The Tam-a-lau Trail (see directions) is one of my favorite trails in Central Oregon, but it’s a trail you will want to under take only on cool, shady days. But, if you do go in the height of summer, be sure to don a hat and pack plenty of water for both yourself and your pooch. It can get sweltering hot at the top of this plateau which is, after all, out in the middle of the desert.
The name of this trail is derived from a Native American term meaning place of big rocks, which aptly describes how this trail starts out (see pamphlet w/map). If you park at the trail head in the parking lot (you’ll need to have the mandatory $3 handy to get your pass, but it’s worth it) you will walk through a stretch of big o’boulders that are simply amazing. There is another stretch of these same type of boulders on the lower plateau just before you make the big ascent up the rim rock – all very scenic and geologic.
The walk to the top of what they call The Peninsula will take your breath away – literally. It’s quite a hike, but there are several spots where you can pull over and enjoy the view if you’re so inclined. There is also one very narrow ledge you might want to be aware of; it’s not a place you will want to pass oncoming hikers – and it’s definitely a place to use caution, and where you want to keep your dog (and little kids) in check. The cliff is quite shear and the ledge is more than narrow.
After passing another plateau you will make a short ascent to the top where you can finally catch your breath and take in the expansive views. The Peninsula hike is a loop trail so if you keep to your left at the top where the trail divides you will be able to enjoy the views of the rivers below (Deschutes & later on in the hike the Crooked River) as well as views of the Cascade Mountain Range.
What you’ll see: A few hikers, some hiking dogs, some younger hikers and families particularly lower down on the trail, wildlife, lots of water, quite a few birds, including Bald Eagles and large vultures if you’re lucky. I think the vultures actually nest along the Crooked River rim somewhere because they are always there, and there’s always at least a couple. Depending on the time of year you may catch glimpses of a wide variety of high desert blooming plants, and you’ll certainly see lots of juniper, lizards and occasionally a snake or two.
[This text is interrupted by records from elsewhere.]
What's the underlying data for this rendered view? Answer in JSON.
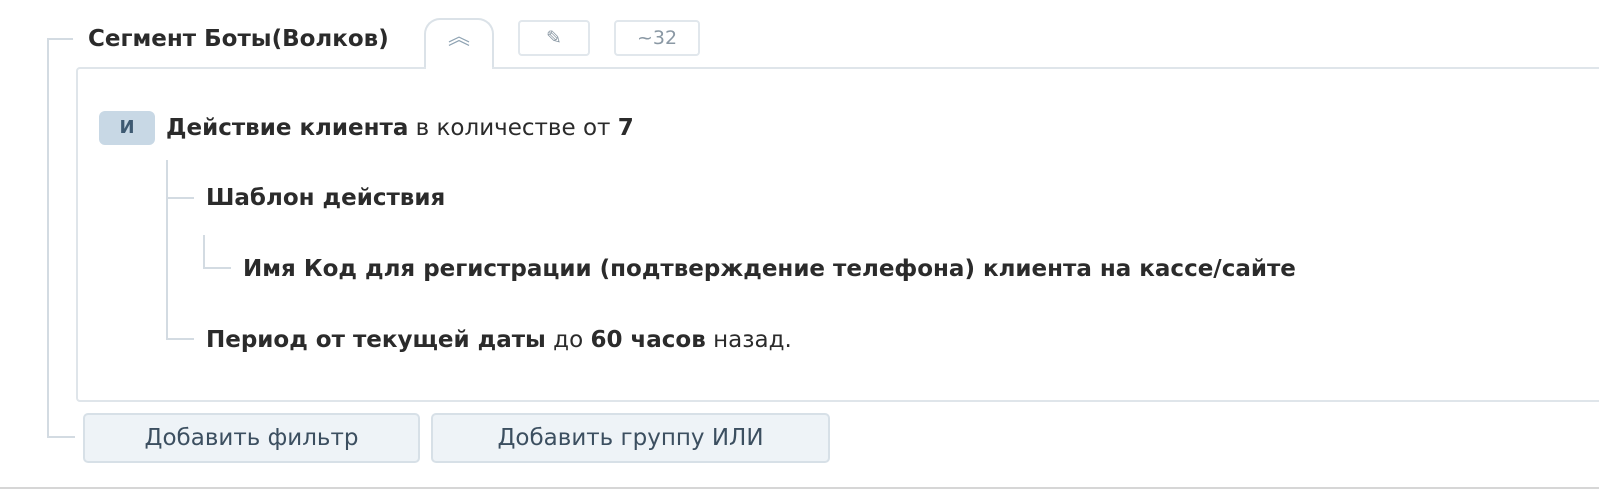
{
  "segment": {
    "title": "Сегмент Боты(Волков)",
    "toggle_icon": "chevron-double-up-icon",
    "toggle_glyph": "︽",
    "edit_icon": "pencil-icon",
    "edit_glyph": "✎",
    "count_label": "~32"
  },
  "condition": {
    "operator": "И",
    "action": {
      "label": "Действие клиента",
      "quantity_prefix": "в количестве от",
      "quantity_value": "7"
    },
    "template": {
      "label": "Шаблон действия",
      "name_text": "Имя Код для регистрации (подтверждение телефона) клиента на кассе/сайте"
    },
    "period": {
      "label": "Период от текущей даты",
      "to_word": "до",
      "value": "60 часов",
      "suffix": "назад."
    }
  },
  "buttons": {
    "add_filter": "Добавить фильтр",
    "add_or_group": "Добавить группу ИЛИ"
  },
  "colors": {
    "badge_bg": "#c8d8e5",
    "tree_line": "#d3dbe2",
    "button_bg": "#eef3f7"
  }
}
Last summer we passed by an impressive beehive on the interior loop back which we were able to get close enough to to enjoy and far enough away from to out of the range of threat (I doubt this hive is still there, but I will update this post after my next hike to this location).
Above all else (pun intended) the view of the rivers is very impressive and on a nicely clouded day the reflections on the water can be spectacular and therefore enticing to photographers.